Outputs: # プロビジョンされたリソースの情報を出力
  HelloWorldApi:
    Description: "API Gateway endpoint URL for Prod stage for Hello World function"
    Value: !Sub "https://${ServerlessRestApi}.execute-api.${AWS::Region}.amazonaws.com/Prod/hello/"
  HelloWorldFunction:
    Description: "Hello World Lambda Function ARN"
    Value: !GetAtt HelloWorldFunction.Arn
  HelloWorldFunctionIamRole:
    Description: "Implicit IAM Role created for Hello World function"
    Value: !GetAtt HelloWorldFunctionRole.Arn

hello-world/app.tsの中身

import { APIGatewayProxyEvent, APIGatewayProxyResult } from 'aws-lambda';

export const lambdaHandler = async (event: APIGatewayProxyEvent): Promise<APIGatewayProxyResult> => {
    try {
        return {
            statusCode: 200,
            body: JSON.stringify({
                'hello': 'world',
            }),
        };
    } catch (err) {
        console.log(err);
        return {
            statusCode: 500,
            body: JSON.stringify({
                message: 'some error happened',
            }),
        };
    }
};

APIを叩いてみる

sam list endpoints --output json --profile {プロファイル名}

このコマンドを実行するとtemplate.yamlのOutputsセクションで指定した情報を出力することができます。
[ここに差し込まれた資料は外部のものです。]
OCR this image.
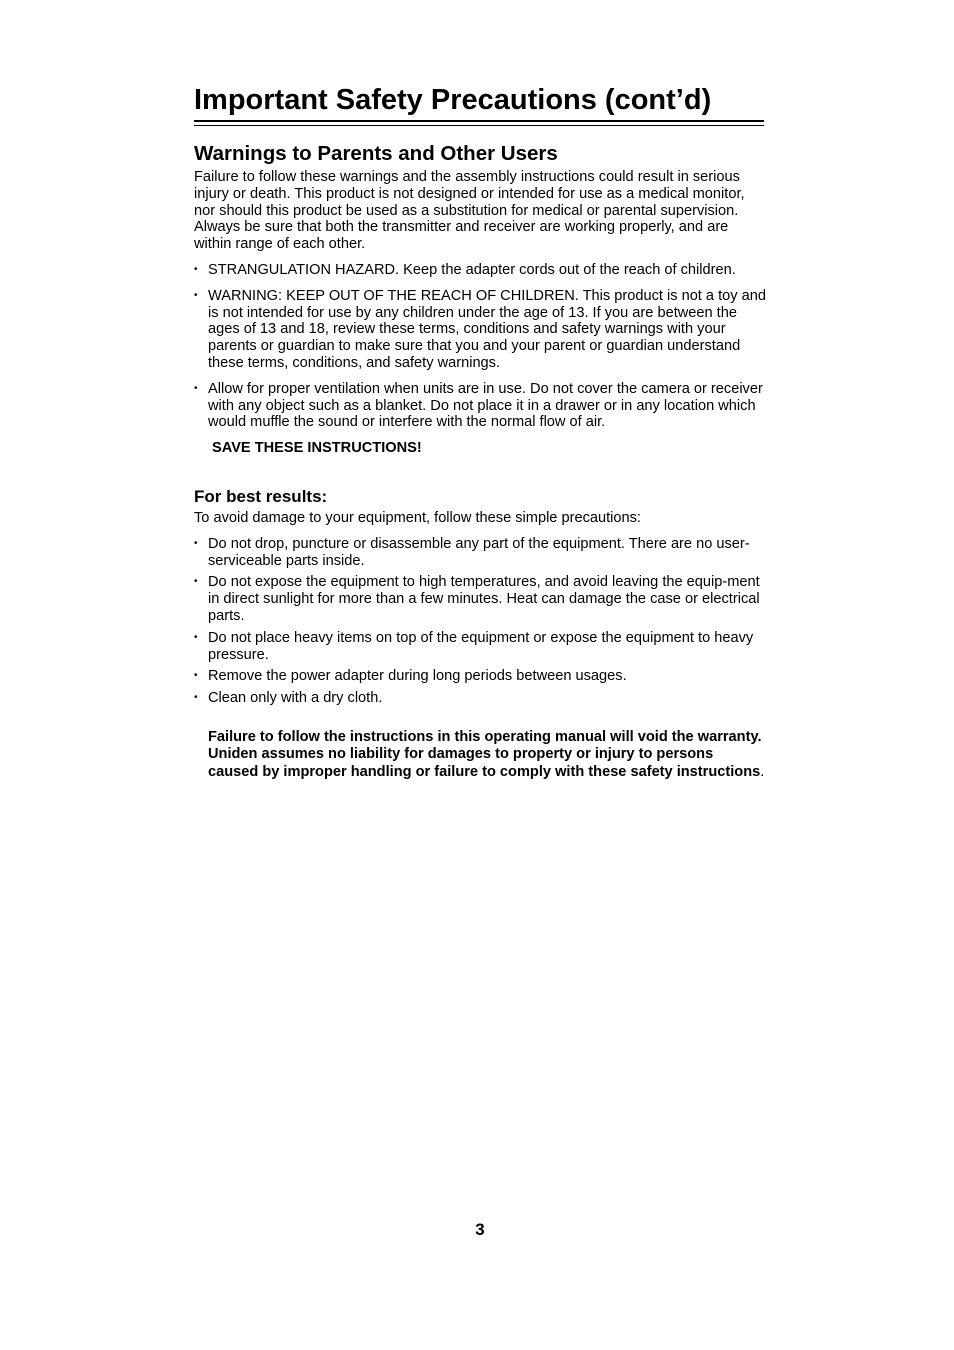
Important Safety Precautions (cont’d)
Warnings to Parents and Other Users

Failure to follow these warnings and the assembly instructions could result in serious injury or death. This product is not designed or intended for use as a medical monitor, nor should this product be used as a substitution for medical or parental supervision. Always be sure that both the transmitter and receiver are working properly, and are within range of each other.

• STRANGULATION HAZARD. Keep the adapter cords out of the reach of children.
• WARNING: KEEP OUT OF THE REACH OF CHILDREN. This product is not a toy and is not intended for use by any children under the age of 13. If you are between the ages of 13 and 18, review these terms, conditions and safety warnings with your parents or guardian to make sure that you and your parent or guardian understand these terms, conditions, and safety warnings.
• Allow for proper ventilation when units are in use. Do not cover the camera or receiver with any object such as a blanket. Do not place it in a drawer or in any location which would muffle the sound or interfere with the normal flow of air.

SAVE THESE INSTRUCTIONS!

For best results:

To avoid damage to your equipment, follow these simple precautions:

• Do not drop, puncture or disassemble any part of the equipment. There are no user-serviceable parts inside.
• Do not expose the equipment to high temperatures, and avoid leaving the equip-ment in direct sunlight for more than a few minutes. Heat can damage the case or electrical parts.
• Do not place heavy items on top of the equipment or expose the equipment to heavy pressure.
• Remove the power adapter during long periods between usages.
• Clean only with a dry cloth.

Failure to follow the instructions in this operating manual will void the warranty. Uniden assumes no liability for damages to property or injury to persons caused by improper handling or failure to comply with these safety instructions.

3
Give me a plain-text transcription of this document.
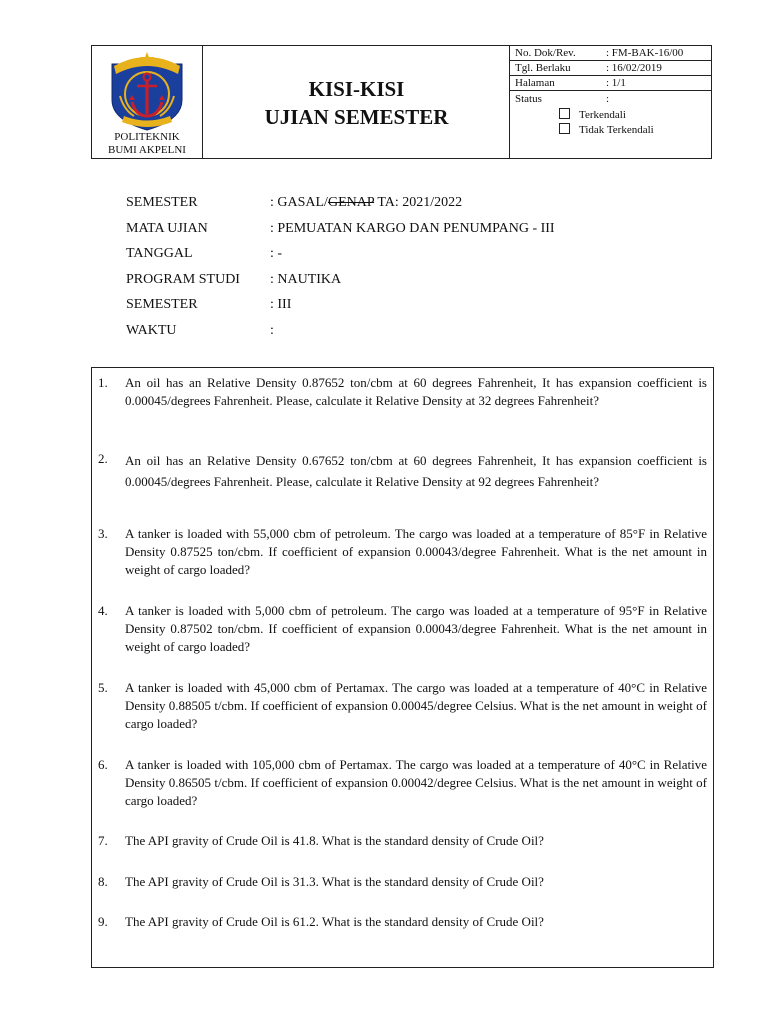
POLITEKNIK
BUMI AKPELNI
KISI-KISI
UJIAN SEMESTER
No. Dok/Rev.	: FM-BAK-16/00
Tgl. Berlaku	: 16/02/2019
Halaman	: 1/1
Status	:
Terkendali
Tidak Terkendali
SEMESTER	: GASAL/GENAP TA: 2021/2022
MATA UJIAN	: PEMUATAN KARGO DAN PENUMPANG - III
TANGGAL	: -
PROGRAM STUDI : NAUTIKA
SEMESTER	: III
WAKTU	:
1. An oil has an Relative Density 0.87652 ton/cbm at 60 degrees Fahrenheit, It has expansion coefficient is 0.00045/degrees Fahrenheit. Please, calculate it Relative Density at 32 degrees Fahrenheit?
2. An oil has an Relative Density 0.67652 ton/cbm at 60 degrees Fahrenheit, It has expansion coefficient is 0.00045/degrees Fahrenheit. Please, calculate it Relative Density at 92 degrees Fahrenheit?
3. A tanker is loaded with 55,000 cbm of petroleum. The cargo was loaded at a temperature of 85°F in Relative Density 0.87525 ton/cbm. If coefficient of expansion 0.00043/degree Fahrenheit. What is the net amount in weight of cargo loaded?
4. A tanker is loaded with 5,000 cbm of petroleum. The cargo was loaded at a temperature of 95°F in Relative Density 0.87502 ton/cbm. If coefficient of expansion 0.00043/degree Fahrenheit. What is the net amount in weight of cargo loaded?
5. A tanker is loaded with 45,000 cbm of Pertamax. The cargo was loaded at a temperature of 40°C in Relative Density 0.88505 t/cbm. If coefficient of expansion 0.00045/degree Celsius. What is the net amount in weight of cargo loaded?
6. A tanker is loaded with 105,000 cbm of Pertamax. The cargo was loaded at a temperature of 40°C in Relative Density 0.86505 t/cbm. If coefficient of expansion 0.00042/degree Celsius. What is the net amount in weight of cargo loaded?
7. The API gravity of Crude Oil is 41.8. What is the standard density of Crude Oil?
8. The API gravity of Crude Oil is 31.3. What is the standard density of Crude Oil?
9. The API gravity of Crude Oil is 61.2. What is the standard density of Crude Oil?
この中でAPIエンドポイントの情報が得られるので、curlコマンドでGETリクエストを送信してみます。
実行結果

$ sam list endpoints --output json --profile dev-cli --region ap-northeast-1
[
  {
    "LogicalResourceId": "HelloWorldFunction",
    "PhysicalResourceId": "hello-world-HelloWorldFunction-XXXXXXXXXXXX",
    "CloudEndpoint": "-",
    "Methods": "-"
  },
  {
    "LogicalResourceId": "ServerlessRestApi",
    "PhysicalResourceId": "XXXXXXXXXX",
    "CloudEndpoint": [
      "https://xxxxxxxxxx.execute-api.ap-northeast-1.amazonaws.com/Prod",
      "https://xxxxxxxxxx.execute-api.ap-northeast-1.amazonaws.com/Stage"
    ],
    "Methods": [
      "/hello['get']"
    ]
  }
]

GETリクストを送信

$ curl https://xxxxxxxxx.execute-api.ap-northeast-1.amazonaws.com/Prod/hello
{"hello": "world"}

まとめ

AWS SAMを利用することで簡単にAPIをデプロイできます。
基本はインフラストラクチャ定義をtemplate.yamlに記述、必要なソースコードを記述。必要な設定を行い、AWS SAM CLIでコマンド実行によりプロビジョニングやアプリケーションの実行が可能になります。
プロファイル指定など環境設定やローカルでのテスト、変更の同期などその他様々な使い方がありますが、またの機会に!